Don't fail publishing when registry repos are behind the upstream
thomashoneyman opened this issue · 3 comments
In purescript/registry#336 (comment) a package failed to commit and push metadata because the local checkout of the registry
repo was behind the upstream by one commit. I don't think this should happen — we should be able to pull to re-sync and then try to push again.
The error in this case arose from the implementation of WriteMetadata
:
registry-dev/app/src/App/Effect/Registry.purs
Lines 250 to 271 in 8177cd3
...but it applies everywhere we use writeCommitPush
, which includes writing metadata, manifests, package sets, and other registry data to the various registry repositories.

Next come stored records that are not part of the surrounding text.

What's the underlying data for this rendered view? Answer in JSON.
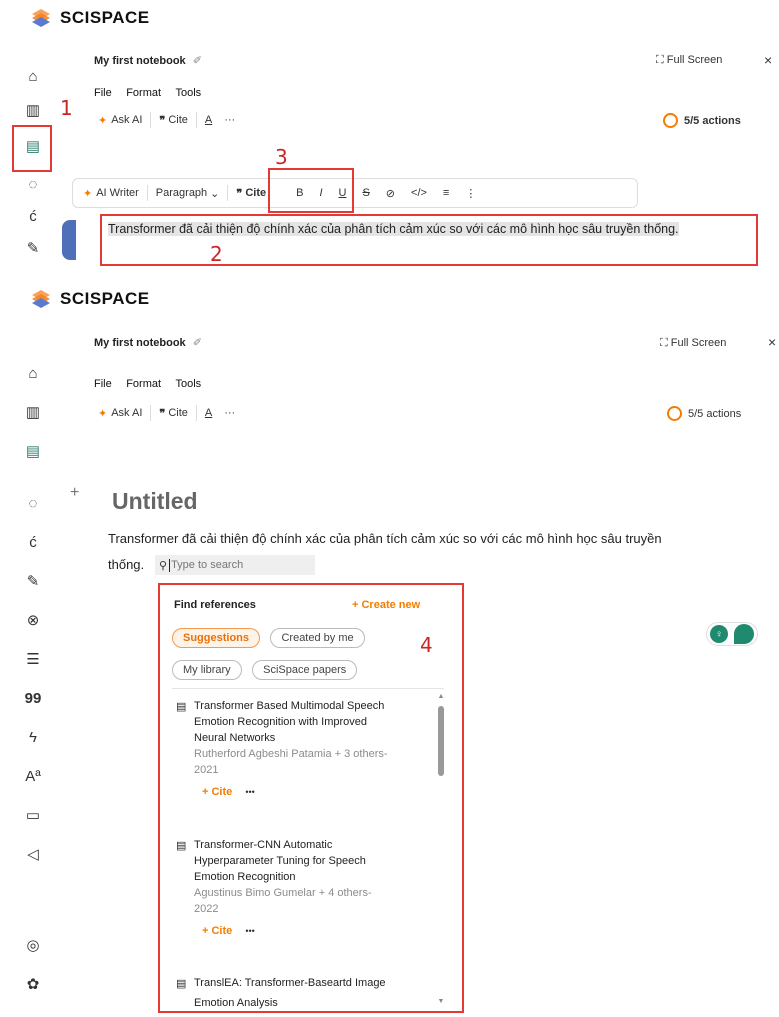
{
  "brand": {
    "name": "SCISPACE",
    "color": "#f58220"
  },
  "top": {
    "notebook_title": "My first notebook",
    "fullscreen": "Full Screen",
    "close": "×",
    "menu": [
      "File",
      "Format",
      "Tools"
    ],
    "toolbar": {
      "ask_ai": "Ask AI",
      "cite": "Cite",
      "font": "A",
      "more": "···"
    },
    "actions": "5/5 actions",
    "floating_toolbar": {
      "ai_writer": "AI Writer",
      "paragraph": "Paragraph",
      "cite": "Cite",
      "bold": "B",
      "italic": "I",
      "underline": "U",
      "strike": "S",
      "link": "⊘",
      "code": "</>",
      "list": "≡",
      "more": "⋮"
    },
    "selected_text": "Transformer đã cải thiện độ chính xác của phân tích cảm xúc so với các mô hình học sâu truyền thống.",
    "annotations": [
      "1",
      "2",
      "3"
    ]
  },
  "bottom": {
    "notebook_title": "My first notebook",
    "fullscreen": "Full Screen",
    "close": "×",
    "menu": [
      "File",
      "Format",
      "Tools"
    ],
    "toolbar": {
      "ask_ai": "Ask AI",
      "cite": "Cite",
      "font": "A",
      "more": "···"
    },
    "actions": "5/5 actions",
    "add": "+",
    "doc_title": "Untitled",
    "body_line1": "Transformer đã cải thiện độ chính xác của phân tích cảm xúc so với các mô hình học sâu truyền",
    "body_line2": "thống.",
    "search_placeholder": "Type to search",
    "annotation": "4",
    "panel": {
      "title": "Find references",
      "create_new": "+  Create new",
      "tabs": [
        "Suggestions",
        "Created by me",
        "My library",
        "SciSpace papers"
      ],
      "refs": [
        {
          "title_lines": [
            "Transformer Based Multimodal Speech",
            "Emotion Recognition with Improved",
            "Neural Networks"
          ],
          "author": "Rutherford Agbeshi Patamia + 3 others-",
          "year": "2021",
          "cite": "+ Cite",
          "more": "•••"
        },
        {
          "title_lines": [
            "Transformer-CNN Automatic",
            "Hyperparameter Tuning for Speech",
            "Emotion Recognition"
          ],
          "author": "Agustinus Bimo Gumelar + 4 others-",
          "year": "2022",
          "cite": "+ Cite",
          "more": "•••"
        },
        {
          "title_lines": [
            "TranslEA: Transformer-Baseartd Image",
            "Emotion Analysis"
          ],
          "author": "",
          "year": "",
          "cite": "",
          "more": ""
        }
      ]
    }
  },
  "sidebar_top_icons": [
    "home-icon",
    "library-icon",
    "notebook-icon",
    "chat-icon",
    "citation-gen-icon",
    "paraphraser-icon"
  ],
  "sidebar_bottom_icons": [
    "home-icon",
    "library-icon",
    "notebook-icon",
    "chat-icon",
    "citation-gen-icon",
    "paraphraser-icon",
    "extract-icon",
    "summarizer-icon",
    "quote-icon",
    "ai-detector-icon",
    "translate-icon",
    "video-icon",
    "announcement-icon",
    "apple-icon",
    "chrome-icon",
    "openai-icon"
  ]
}
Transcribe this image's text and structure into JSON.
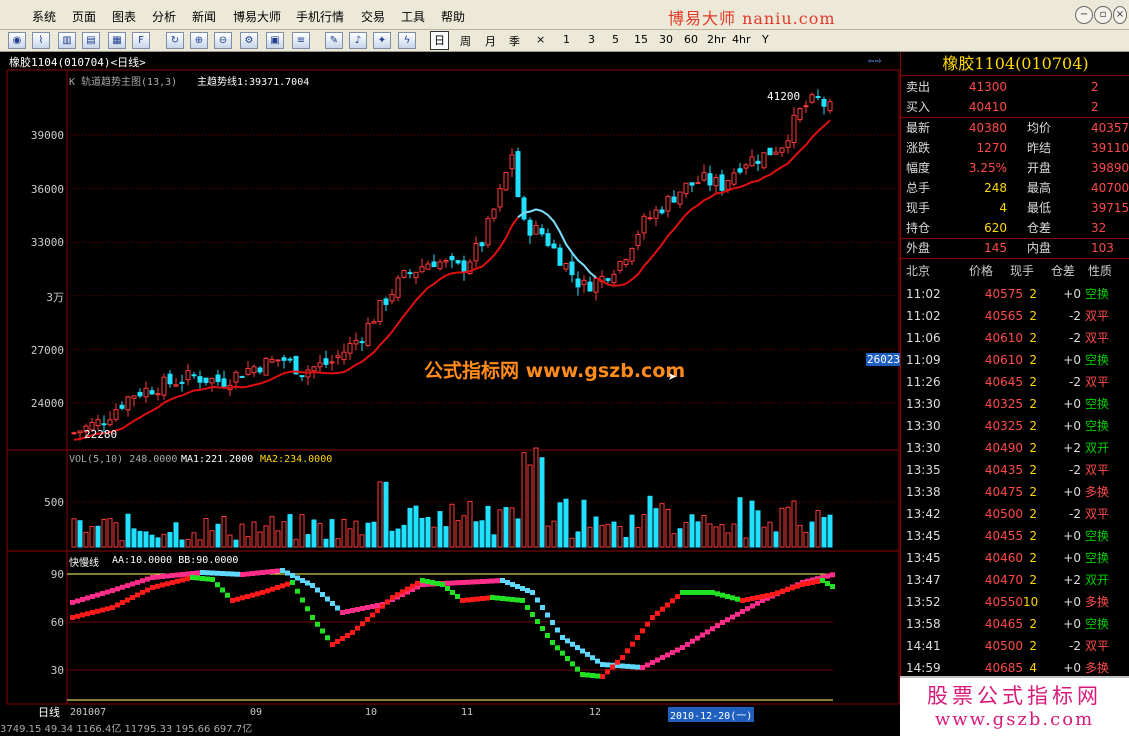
{
  "menu": {
    "items": [
      "系统",
      "页面",
      "图表",
      "分析",
      "新闻",
      "博易大师",
      "手机行情",
      "交易",
      "工具",
      "帮助"
    ],
    "brand": "博易大师 naniu.com"
  },
  "toolbar": {
    "periods": [
      "日",
      "周",
      "月",
      "季",
      "×",
      "1",
      "3",
      "5",
      "15",
      "30",
      "60",
      "2hr",
      "4hr",
      "Y"
    ],
    "active_period": "日"
  },
  "chart": {
    "window_title": "橡胶1104(010704)<日线>",
    "main_panel_title": "K 轨道趋势主图(13,3)",
    "main_indicator": "主趋势线1:39371.7004",
    "price_axis": [
      "39000",
      "36000",
      "33000",
      "3万",
      "27000",
      "24000"
    ],
    "high_label": "41200",
    "low_label": "22280",
    "current_price_tag": "26023",
    "watermark": "公式指标网  www.gszb.com",
    "vol_title": "VOL(5,10) 248.0000",
    "vol_ma1": "MA1:221.2000",
    "vol_ma2": "MA2:234.0000",
    "vol_axis": [
      "500"
    ],
    "kd_title": "快慢线",
    "kd_params": "AA:10.0000 BB:90.0000",
    "kd_axis": [
      "90",
      "60",
      "30"
    ],
    "date_labels": [
      "201007",
      "09",
      "10",
      "11",
      "12"
    ],
    "period_label": "日线",
    "cursor_date": "2010-12-20(一)",
    "chart_data": {
      "type": "candlestick",
      "title": "K 轨道趋势主图(13,3)",
      "y_axis_ticks": [
        24000,
        27000,
        30000,
        33000,
        36000,
        39000
      ],
      "ylim": [
        21500,
        42300
      ],
      "annotations": [
        {
          "label": "41200",
          "value": 41200
        },
        {
          "label": "22280",
          "value": 22280
        }
      ],
      "x_axis_labels": [
        "201007",
        "09",
        "10",
        "11",
        "12"
      ],
      "series": [
        {
          "name": "主趋势线1",
          "last_value": 39371.7004
        }
      ]
    }
  },
  "quote": {
    "title": "橡胶1104(010704)",
    "rows": [
      {
        "l1": "卖出",
        "v1": "41300",
        "l2": "",
        "v2": "2"
      },
      {
        "l1": "买入",
        "v1": "40410",
        "l2": "",
        "v2": "2"
      },
      {
        "l1": "最新",
        "v1": "40380",
        "l2": "均价",
        "v2": "40357"
      },
      {
        "l1": "涨跌",
        "v1": "1270",
        "l2": "昨结",
        "v2": "39110"
      },
      {
        "l1": "幅度",
        "v1": "3.25%",
        "l2": "开盘",
        "v2": "39890"
      },
      {
        "l1": "总手",
        "v1": "248",
        "l2": "最高",
        "v2": "40700"
      },
      {
        "l1": "现手",
        "v1": "4",
        "l2": "最低",
        "v2": "39715"
      },
      {
        "l1": "持仓",
        "v1": "620",
        "l2": "仓差",
        "v2": "32"
      },
      {
        "l1": "外盘",
        "v1": "145",
        "l2": "内盘",
        "v2": "103"
      }
    ],
    "trade_headers": [
      "北京",
      "价格",
      "现手",
      "仓差",
      "性质"
    ],
    "trades": [
      {
        "time": "11:02",
        "price": "40575",
        "vol": "2",
        "chg": "+0",
        "type": "空换"
      },
      {
        "time": "11:02",
        "price": "40565",
        "vol": "2",
        "chg": "-2",
        "type": "双平"
      },
      {
        "time": "11:06",
        "price": "40610",
        "vol": "2",
        "chg": "-2",
        "type": "双平"
      },
      {
        "time": "11:09",
        "price": "40610",
        "vol": "2",
        "chg": "+0",
        "type": "空换"
      },
      {
        "time": "11:26",
        "price": "40645",
        "vol": "2",
        "chg": "-2",
        "type": "双平"
      },
      {
        "time": "13:30",
        "price": "40325",
        "vol": "2",
        "chg": "+0",
        "type": "空换"
      },
      {
        "time": "13:30",
        "price": "40325",
        "vol": "2",
        "chg": "+0",
        "type": "空换"
      },
      {
        "time": "13:30",
        "price": "40490",
        "vol": "2",
        "chg": "+2",
        "type": "双开"
      },
      {
        "time": "13:35",
        "price": "40435",
        "vol": "2",
        "chg": "-2",
        "type": "双平"
      },
      {
        "time": "13:38",
        "price": "40475",
        "vol": "2",
        "chg": "+0",
        "type": "多换"
      },
      {
        "time": "13:42",
        "price": "40500",
        "vol": "2",
        "chg": "-2",
        "type": "双平"
      },
      {
        "time": "13:45",
        "price": "40455",
        "vol": "2",
        "chg": "+0",
        "type": "空换"
      },
      {
        "time": "13:45",
        "price": "40460",
        "vol": "2",
        "chg": "+0",
        "type": "空换"
      },
      {
        "time": "13:47",
        "price": "40470",
        "vol": "2",
        "chg": "+2",
        "type": "双开"
      },
      {
        "time": "13:52",
        "price": "40550",
        "vol": "10",
        "chg": "+0",
        "type": "多换"
      },
      {
        "time": "13:58",
        "price": "40465",
        "vol": "2",
        "chg": "+0",
        "type": "空换"
      },
      {
        "time": "14:41",
        "price": "40500",
        "vol": "2",
        "chg": "-2",
        "type": "双平"
      },
      {
        "time": "14:59",
        "price": "40685",
        "vol": "4",
        "chg": "+0",
        "type": "多换"
      }
    ]
  },
  "ad": {
    "line1": "股票公式指标网",
    "line2": "www.gszb.com"
  },
  "status": "3749.15  49.34 1166.4亿  11795.33  195.66  697.7亿"
}
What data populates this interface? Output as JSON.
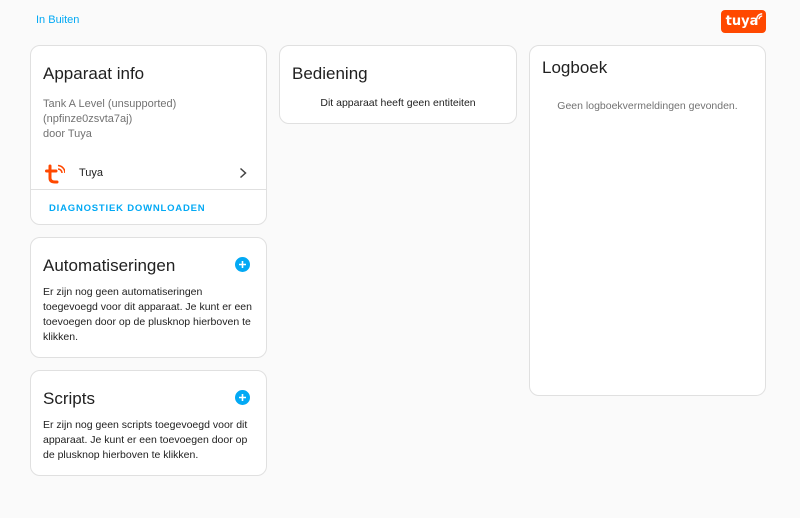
{
  "breadcrumb": {
    "area_link": "In Buiten"
  },
  "brand": {
    "logo_text": "tuya",
    "color": "#ff4800"
  },
  "device_info": {
    "title": "Apparaat info",
    "lines": [
      "Tank A Level (unsupported)",
      "(npfinze0zsvta7aj)",
      "door Tuya"
    ],
    "integration_label": "Tuya",
    "download_button": "DIAGNOSTIEK DOWNLOADEN"
  },
  "automations": {
    "title": "Automatiseringen",
    "body": "Er zijn nog geen automatiseringen toegevoegd voor dit apparaat. Je kunt er een toevoegen door op de plusknop hierboven te klikken."
  },
  "scripts": {
    "title": "Scripts",
    "body": "Er zijn nog geen scripts toegevoegd voor dit apparaat. Je kunt er een toevoegen door op de plusknop hierboven te klikken."
  },
  "controls": {
    "title": "Bediening",
    "empty_text": "Dit apparaat heeft geen entiteiten"
  },
  "logbook": {
    "title": "Logboek",
    "empty_text": "Geen logboekvermeldingen gevonden."
  },
  "colors": {
    "accent": "#03a9f4",
    "brand": "#ff4800",
    "card_border": "#e0e0e0",
    "background": "#fafafa",
    "secondary_text": "#727272"
  },
  "icons": {
    "integration": "tuya-logo-icon",
    "row_chevron": "chevron-right-icon",
    "add": "plus-circle-icon"
  }
}
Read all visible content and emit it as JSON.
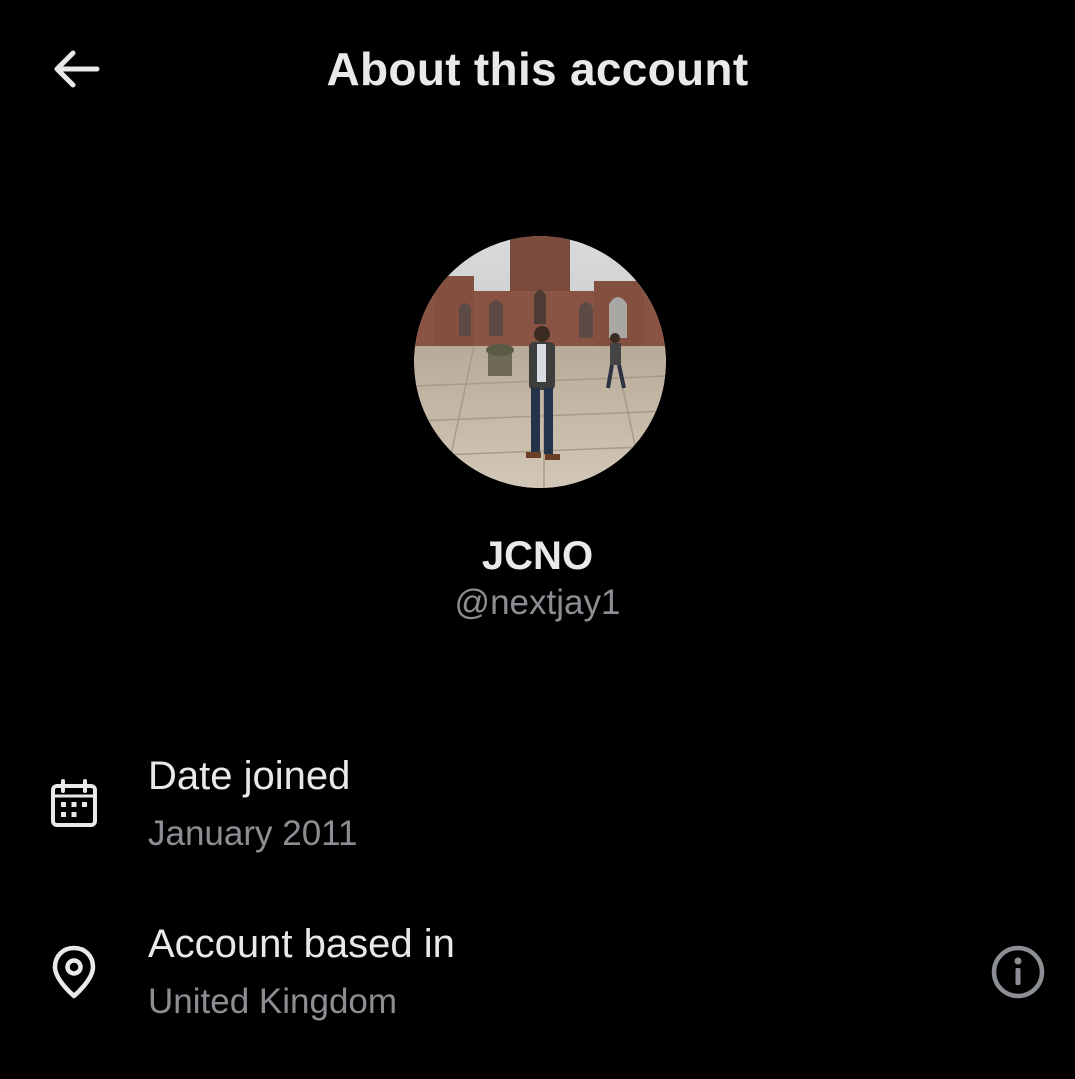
{
  "header": {
    "title": "About this account",
    "back_icon": "arrow-left-icon"
  },
  "profile": {
    "display_name": "JCNO",
    "handle": "@nextjay1",
    "avatar": "profile-photo"
  },
  "details": {
    "date_joined": {
      "label": "Date joined",
      "value": "January 2011",
      "icon": "calendar-icon"
    },
    "account_based_in": {
      "label": "Account based in",
      "value": "United Kingdom",
      "icon": "location-pin-icon",
      "info_icon": "info-icon"
    }
  },
  "colors": {
    "background": "#000000",
    "primary_text": "#e7e9ea",
    "secondary_text": "#8b8f94"
  }
}
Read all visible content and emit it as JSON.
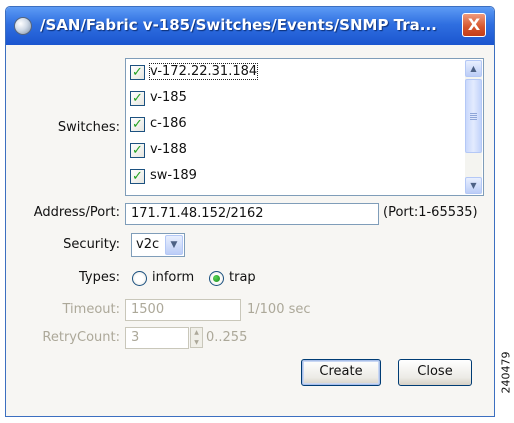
{
  "window": {
    "title": "/SAN/Fabric v-185/Switches/Events/SNMP Tra...",
    "close_label": "X"
  },
  "switches": {
    "label": "Switches:",
    "items": [
      {
        "label": "v-172.22.31.184",
        "checked": true
      },
      {
        "label": "v-185",
        "checked": true
      },
      {
        "label": "c-186",
        "checked": true
      },
      {
        "label": "v-188",
        "checked": true
      },
      {
        "label": "sw-189",
        "checked": true
      }
    ],
    "check_glyph": "✓"
  },
  "address": {
    "label": "Address/Port:",
    "value": "171.71.48.152/2162",
    "hint": "(Port:1-65535)"
  },
  "security": {
    "label": "Security:",
    "value": "v2c"
  },
  "types": {
    "label": "Types:",
    "options": [
      {
        "label": "inform",
        "selected": false
      },
      {
        "label": "trap",
        "selected": true
      }
    ]
  },
  "timeout": {
    "label": "Timeout:",
    "value": "1500",
    "unit": "1/100 sec"
  },
  "retry": {
    "label": "RetryCount:",
    "value": "3",
    "range": "0..255"
  },
  "buttons": {
    "create": "Create",
    "close": "Close"
  },
  "watermark": "240479"
}
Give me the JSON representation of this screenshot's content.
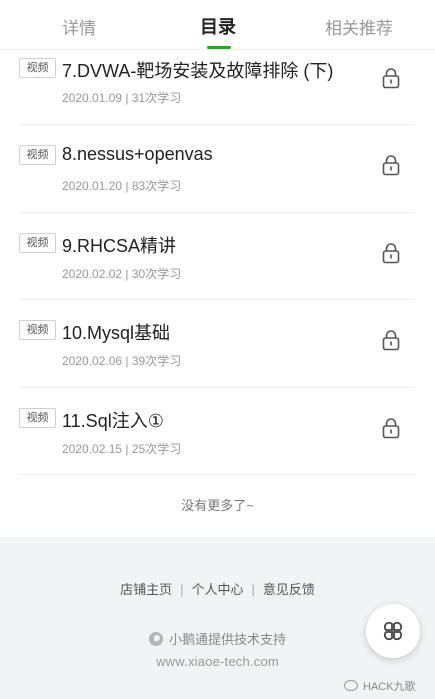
{
  "tabs": [
    {
      "label": "详情"
    },
    {
      "label": "目录"
    },
    {
      "label": "相关推荐"
    }
  ],
  "accent_color": "#1aad19",
  "lessons": [
    {
      "badge": "视频",
      "title": "7.DVWA-靶场安装及故障排除 (下)",
      "meta": "2020.01.09 | 31次学习",
      "icon": "lock-icon"
    },
    {
      "badge": "视频",
      "title": "8.nessus+openvas",
      "meta": "2020.01.20 | 83次学习",
      "icon": "lock-icon"
    },
    {
      "badge": "视频",
      "title": "9.RHCSA精讲",
      "meta": "2020.02.02 | 30次学习",
      "icon": "lock-icon"
    },
    {
      "badge": "视频",
      "title": "10.Mysql基础",
      "meta": "2020.02.06 | 39次学习",
      "icon": "lock-icon"
    },
    {
      "badge": "视频",
      "title": "11.Sql注入①",
      "meta": "2020.02.15 | 25次学习",
      "icon": "lock-icon"
    }
  ],
  "no_more_text": "没有更多了~",
  "footer": {
    "links": [
      "店铺主页",
      "个人中心",
      "意见反馈"
    ],
    "powered_by": "小鹅通提供技术支持",
    "domain": "www.xiaoe-tech.com",
    "watermark": "HACK九歌"
  },
  "fab": {
    "icon": "clover-menu-icon"
  }
}
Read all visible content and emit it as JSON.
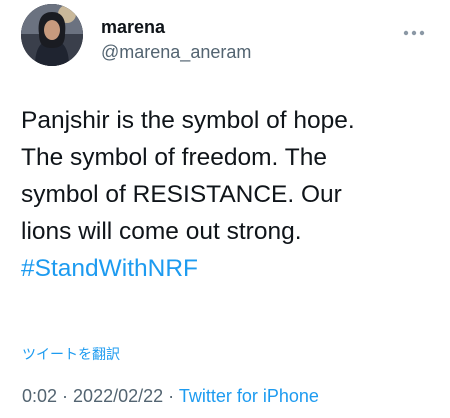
{
  "tweet": {
    "author": {
      "display_name": "marena",
      "handle": "@marena_aneram"
    },
    "text_lines": [
      "Panjshir is the symbol of hope.",
      "The symbol of freedom. The",
      "symbol of RESISTANCE. Our",
      "lions will come out strong."
    ],
    "hashtag": "#StandWithNRF",
    "translate_label": "ツイートを翻訳",
    "meta": {
      "time": "0:02",
      "separator": " · ",
      "date": "2022/02/22",
      "separator2": " · ",
      "source": "Twitter for iPhone"
    }
  },
  "icons": {
    "more": "more-horizontal-icon"
  },
  "colors": {
    "text": "#0f1419",
    "secondary": "#536471",
    "accent": "#1d9bf0"
  }
}
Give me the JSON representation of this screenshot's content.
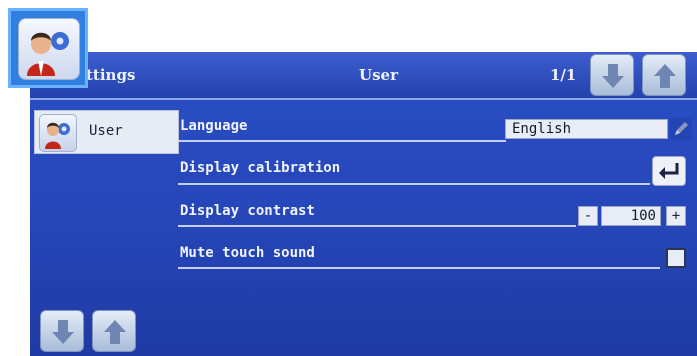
{
  "header": {
    "title_left": "ttings",
    "title_center": "User",
    "page_indicator": "1/1"
  },
  "icons": {
    "app": "user-settings-icon",
    "sidebar_user": "user-settings-icon",
    "scroll_down": "arrow-down-icon",
    "scroll_up": "arrow-up-icon",
    "edit": "pencil-icon",
    "enter": "enter-return-icon"
  },
  "sidebar": {
    "items": [
      {
        "label": "User",
        "selected": true
      }
    ]
  },
  "settings": {
    "language": {
      "label": "Language",
      "value": "English"
    },
    "calibration": {
      "label": "Display calibration"
    },
    "contrast": {
      "label": "Display contrast",
      "value": "100",
      "minus": "-",
      "plus": "+"
    },
    "mute": {
      "label": "Mute touch sound",
      "checked": false
    }
  },
  "colors": {
    "background": "#2646b8",
    "titlebar": "#2d4cc0",
    "text": "#f1f4ff",
    "field": "#e8ecf4",
    "app_icon_frame": "#2f7fe0"
  }
}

There's a narrow window to get behind the upstream — you'd have to get behind in the time between the pull
but before the push
in the implementation linked below — but it's certainly possible:
registry-dev/app/src/App/Effect/Registry.purs
Lines 678 to 693 in 8177cd3
To drill down even further, the specific place where this error arises is in the call to Git.gitCommit
. If we are behind the upstream then we bail out of the commit.
registry-dev/app/src/App/CLI/Git.purs
Lines 181 to 200 in 8177cd3
It's OK that we bail out, but we shouldn't bail out of the entire pipeline. Instead, we could bail out of the commit, pull again (with --autostash), and then try to commit again. Only on some n
number of failures to resync with the upstream would it be reasonable to fully terminate the process.
Is this really a problem? I don't think we gain anything in allowing multiple jobs to run concurrently, and we should just limit the amount of running jobs to a single one
It feels odd to arbitrarily limit jobs such that if someone else is uploading a package then I cannot publish mine. Isn’t it preferable to allow concurrent package uploads?
Certainly concurrent jobs are possible so long as the GitHub pipelines exist. We will have to rewrite the GitHub module to send requests to the server instead of executing anything in the action itself if we want control. (I know eventually we want to disable the GitHub API altogether.)
If we don’t want any concurrent operations (anything that touches a shared git resource, at least) then that would mean that the build matrix, daily importer, etc cannot run if a package is currently being published and vice versa. Isn’t that problematic?
Here's another example of this happening:
purescript/registry#344 was terminated because purescript/registry#345 modified the metadata during its run.